Masih Terjadi, Kasus Kekerasan Perempuan dan Anak di Probolinggo
Masalah sosial seperti, kekerasan terhadap perempuan (KTP), kekerasan terhadap anak (KTA), tindak pidana perdagangan orang (TPPO), dan perkawinan anak masih terjadi di Kota Probolinggo. Untuk mengatasi masalah tersebut, Dinas Sosial dan Pemberdayaan Perempuan dan Perlindungan Anak (Dinsos P3A) Kota Probolinggo melibatkan semua pihak.
"Diperlukan sinergitas peningkatan peran serta forum anak, pondok pesantren, dan media massa dalam pencegahan terhadap KTP, KTA, TPPO, dan perkawinan anak," kata Kepala Dinsos P3A Kota Probolinggo, Rey Suwigtyo.

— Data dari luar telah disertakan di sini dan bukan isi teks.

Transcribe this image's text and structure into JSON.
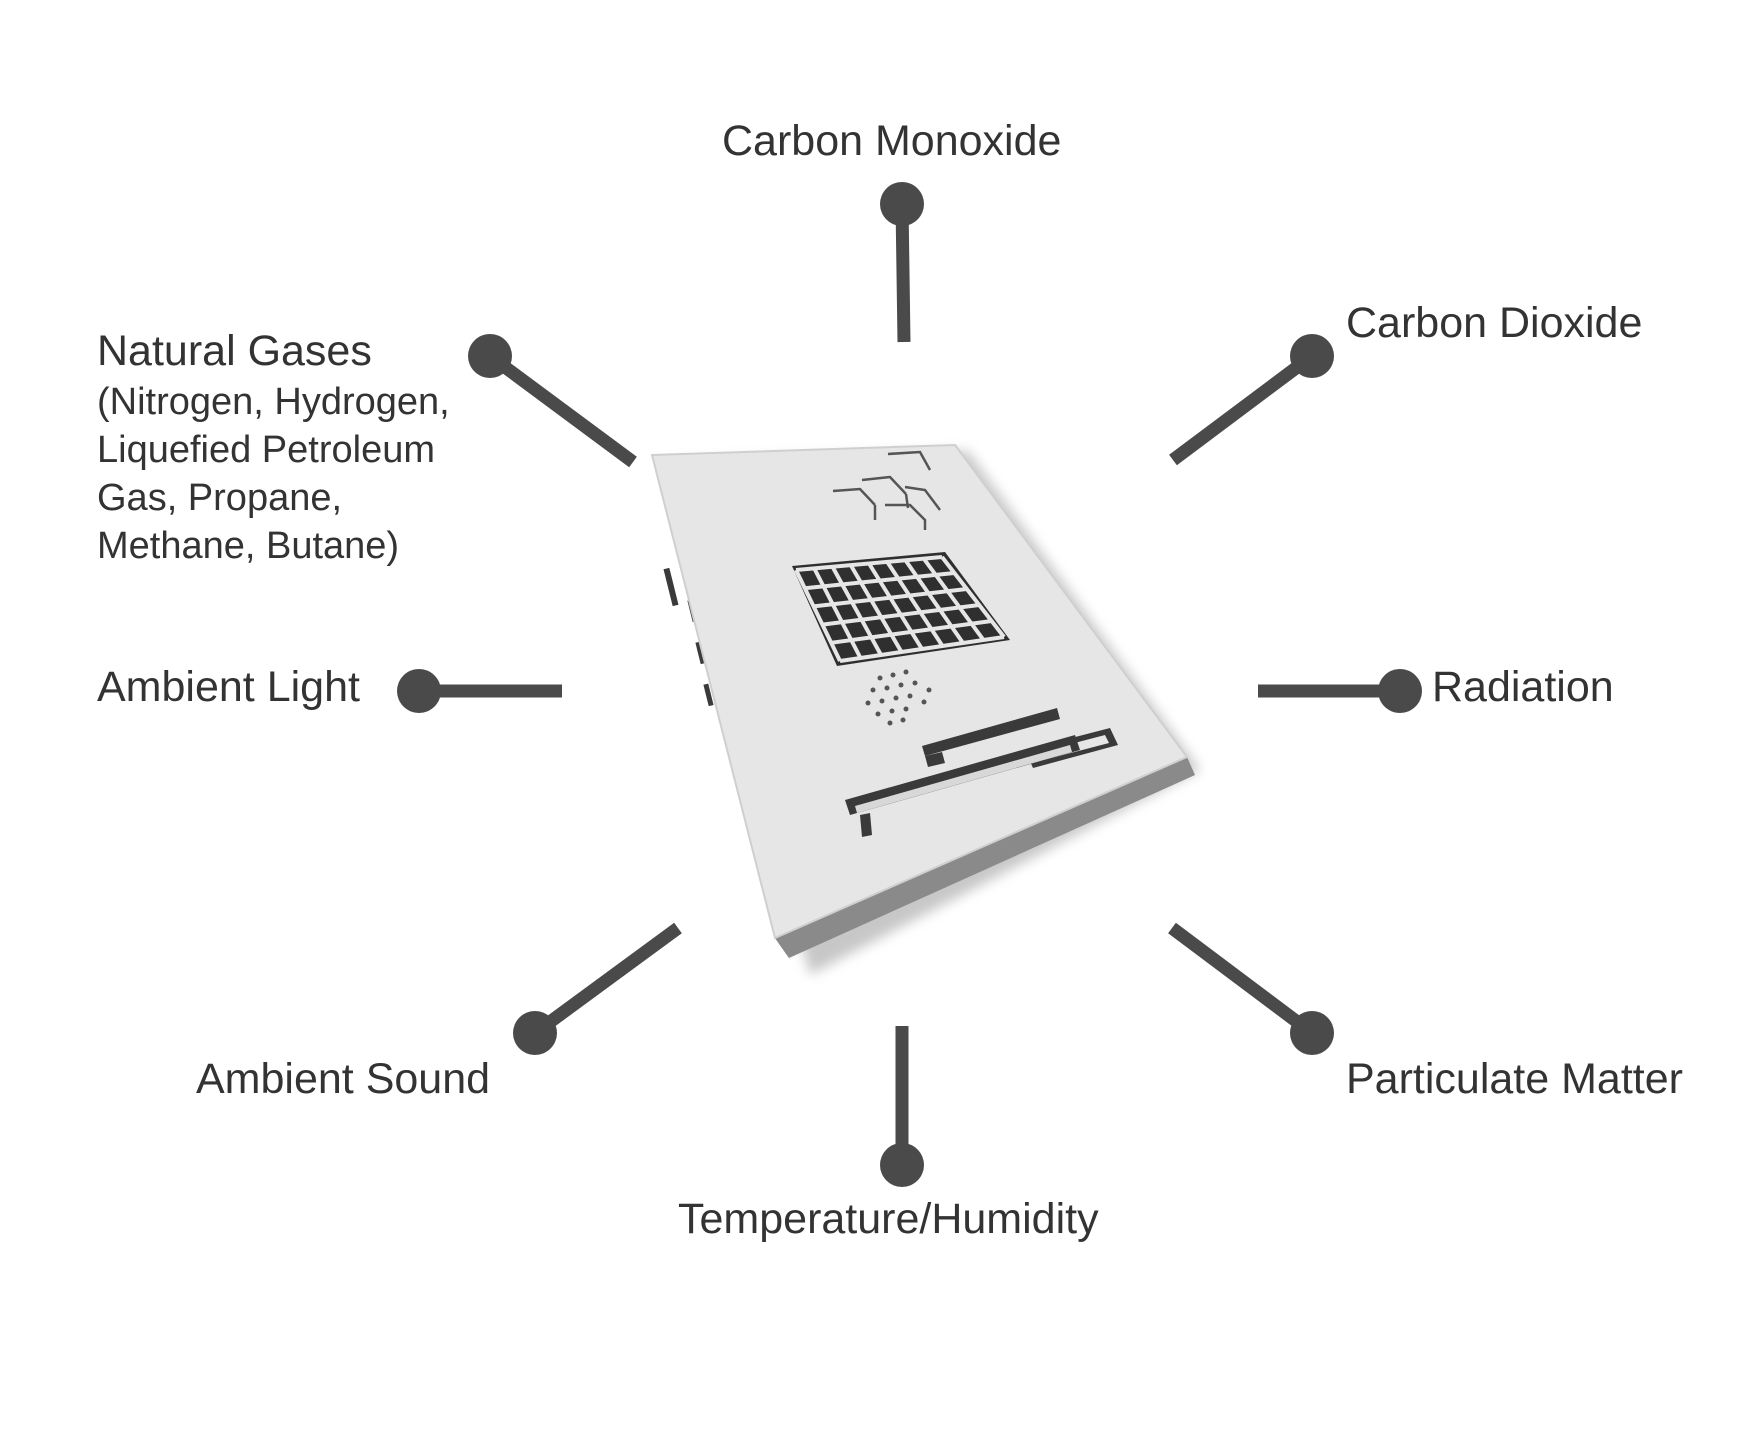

Hal itu diungkapkan Tiyok, panggilan Rey Suwigtyo di sela-sela diskusi selama dua hari di aula Bakesbangpol, Rabu-Kamis, 31 Juli - 1 Agustus 2024. Diskusi diikuti puluhan peserta dari forum anak, pesantren, panti asuhan, dan media massa.
Diskusi menghadirkan narasumber utama, Arie Cahyono, widyaswara Badan Pengembangan Sumberdaya Manusia (BPSDM) Pemprov Jatim. Selain itu juga diperkuat sejumlah narasumber dari Dinsos P3A di antaranya, dr Ike Yuliana (Sekretaris Diskes P3A) dan Retno Yudaningrum.

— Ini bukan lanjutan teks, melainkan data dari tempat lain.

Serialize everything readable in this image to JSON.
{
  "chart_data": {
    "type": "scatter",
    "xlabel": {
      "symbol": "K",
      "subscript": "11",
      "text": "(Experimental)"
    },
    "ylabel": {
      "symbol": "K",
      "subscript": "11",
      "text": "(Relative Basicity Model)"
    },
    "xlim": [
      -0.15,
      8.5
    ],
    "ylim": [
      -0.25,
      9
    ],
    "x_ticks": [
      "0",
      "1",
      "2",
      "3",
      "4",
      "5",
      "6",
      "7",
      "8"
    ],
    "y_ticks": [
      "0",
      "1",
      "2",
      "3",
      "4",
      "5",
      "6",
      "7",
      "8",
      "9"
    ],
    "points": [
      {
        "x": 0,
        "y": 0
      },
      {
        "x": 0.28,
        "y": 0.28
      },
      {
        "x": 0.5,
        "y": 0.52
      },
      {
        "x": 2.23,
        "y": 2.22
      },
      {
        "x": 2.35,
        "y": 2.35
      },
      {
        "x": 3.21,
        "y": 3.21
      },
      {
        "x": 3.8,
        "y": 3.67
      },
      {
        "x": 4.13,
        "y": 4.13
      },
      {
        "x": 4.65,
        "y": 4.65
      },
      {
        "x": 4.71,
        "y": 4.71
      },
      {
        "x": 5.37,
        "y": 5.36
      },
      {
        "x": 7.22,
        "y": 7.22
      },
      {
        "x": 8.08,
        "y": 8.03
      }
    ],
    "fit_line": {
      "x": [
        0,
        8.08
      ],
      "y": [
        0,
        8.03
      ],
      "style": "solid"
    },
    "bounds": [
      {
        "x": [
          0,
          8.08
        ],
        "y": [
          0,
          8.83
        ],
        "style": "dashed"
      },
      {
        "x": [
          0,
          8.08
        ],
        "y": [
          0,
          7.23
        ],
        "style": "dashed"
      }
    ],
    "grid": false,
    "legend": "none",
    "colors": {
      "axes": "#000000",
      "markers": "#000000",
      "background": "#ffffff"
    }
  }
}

Terkait masalah klasik yang terus mewarnai Kota Probolinggo, Arie mengatakan, harus dipecahkan secara konfrehensif.
"Masalah perkawinan anak misalnya, kalau tidak diubah, tujuh turunan begini terus," kata alumnus S-3 PSDM Universitas Airlangga (Unair) Surabaya itu.
Terkait kekerasan terhadap anak, Arie pun berbagi pengalamannya pribadi. "Sebab dua anak saya mengalami kekerasan di sekolah dan di pesantrennya," jelasnya.

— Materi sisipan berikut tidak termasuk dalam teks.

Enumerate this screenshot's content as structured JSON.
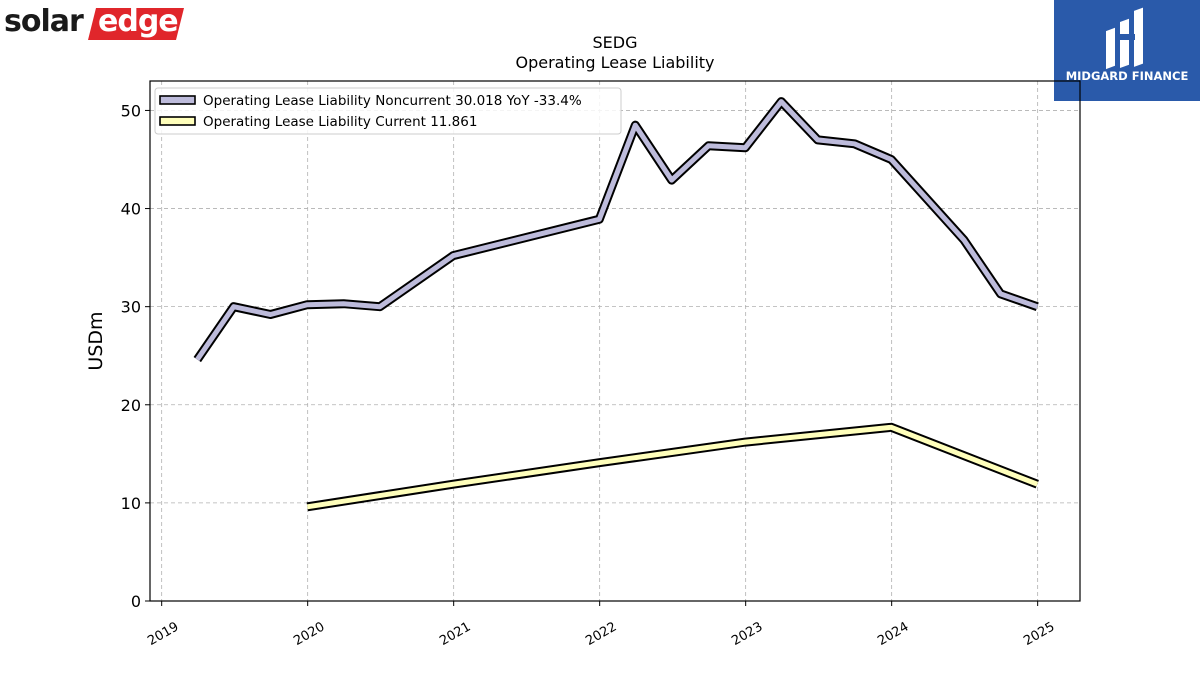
{
  "header": {
    "company_logo_text_dark": "solar",
    "company_logo_text_light": "edge",
    "publisher_logo_text": "MIDGARD FINANCE"
  },
  "chart_data": {
    "type": "line",
    "title": "SEDG",
    "subtitle": "Operating Lease Liability",
    "xlabel": "",
    "ylabel": "USDm",
    "xlim": [
      2018.92,
      2025.29
    ],
    "ylim": [
      0,
      53
    ],
    "yticks": [
      0,
      10,
      20,
      30,
      40,
      50
    ],
    "xticks": [
      2019,
      2020,
      2021,
      2022,
      2023,
      2024,
      2025
    ],
    "xtick_labels": [
      "2019",
      "2020",
      "2021",
      "2022",
      "2023",
      "2024",
      "2025"
    ],
    "grid": true,
    "legend_position": "top-left",
    "series": [
      {
        "name": "Operating Lease Liability Noncurrent",
        "legend_label": "Operating Lease Liability Noncurrent  30.018 YoY -33.4%",
        "color": "#bdbbdb",
        "x": [
          "2019-03-31",
          "2019-06-30",
          "2019-09-30",
          "2019-12-31",
          "2020-03-31",
          "2020-06-30",
          "2020-12-31",
          "2021-12-31",
          "2022-03-31",
          "2022-06-30",
          "2022-09-30",
          "2022-12-31",
          "2023-03-31",
          "2023-06-30",
          "2023-09-30",
          "2023-12-31",
          "2024-06-30",
          "2024-09-30",
          "2024-12-31"
        ],
        "y": [
          24.6,
          30.0,
          29.2,
          30.2,
          30.3,
          30.0,
          35.2,
          38.9,
          48.5,
          42.9,
          46.4,
          46.2,
          50.9,
          47.0,
          46.6,
          45.0,
          36.8,
          31.3,
          30.0
        ]
      },
      {
        "name": "Operating Lease Liability Current",
        "legend_label": "Operating Lease Liability Current  11.861",
        "color": "#ffffbb",
        "x": [
          "2019-12-31",
          "2020-12-31",
          "2021-12-31",
          "2022-12-31",
          "2023-12-31",
          "2024-12-31"
        ],
        "y": [
          9.6,
          11.9,
          14.1,
          16.2,
          17.7,
          11.9
        ]
      }
    ]
  }
}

Karena itu orangtua diminta peka terhadap perubahan mencolok pada anaknya. "Sisi lain anak biasanya lebih percaya kepada teman akrabnya ketimbang orangtuanya terkait masalah yang dihadapi. Ini masalah trust atau kepercayaan," katanya.
Tidak sekadar berceramah, Arie pun menggali masalah anak dan perempuan melalui Forum Anak Kota Probolinggo yang dihadirkan dalam diskusi. "Ada yang pernah mendapat kekerasan?"
Seorang siswa langsung menjawab, dirinya pernah menjadi korban perundungan (bullying). "Saya pernah jadi korban perundungan melalui media sosial yang saya ikuti," ujarnya.
Selain masalah perkawinan anak, kata Arie, sekarang ada trend perkawinan tanpa anak (free child). "Ini sedang trend, mau nikah tapi gak mau punya anak. Kehadiran anak dianggap mengganggu," kata alumnus S-2 MAP Universitas Gajahmada (UGM) Jogjakarta itu.
Di hari kedua diskusi, Kamis, 1 Agustus 2024, dua narasumber dari Dinsos P3A, dr Ike dan Retno mempertajam bahasan yang disampaikan Arie. "Indonesia masuk peringkat ketujuh se-dunia atau lebih buruk dibandingkan Kamboja dalam hal perkawinan anak," kata Ike.
Mantan Kepala Puskesmas Kanigaran itu juga mengaku, prihatin karena perkawinan anak juga banyak terjadi di Kota Probolinggo. Dicontohkan, pada Januari-Februari 2024 lalu, dilaporkan sebanyak 10 anak ajukan dispensasi kawin. Artinya, ke-10 anak itu belum mencukupi umur (19 tahun) untuk bisa menikah.
Dokter Ike juga mengaku, prihatin sebab kesadaran terhadap pencegahan kekerasan terhadap perempuan dan anak terkadang keblablasan. "Dikit, dikit guru dilaporkan ke polisi padahal hanya karena menjewer muridnya," katanya.
Lebih detail, Retno menceritakan pengalamannya mendampingi anak-anak yang melakukan perkawinan anak di Kecamatan Mayangan. Ia mengaku, prihatin sebab anak-anak dengan usia 13 tahun, 14 tahun, dan 17 tahun melakukan perkawinan.
"Yang membuat saya sesak dan mengelus dada, tiga anak perempuan usia 13, 14, dan 17 itu di satu RW di Kelurahan Sukabumi. Semuanya terpaksa menikah karena hamil duluan," katanya.
Bahkan anak perempuan berusia 14 tahun hamil untuk kali kedua. "Dia pernah hamil pertama kali keguguran, hamil lagi suaminya kabur. Astaghfirullah," jelas Retno.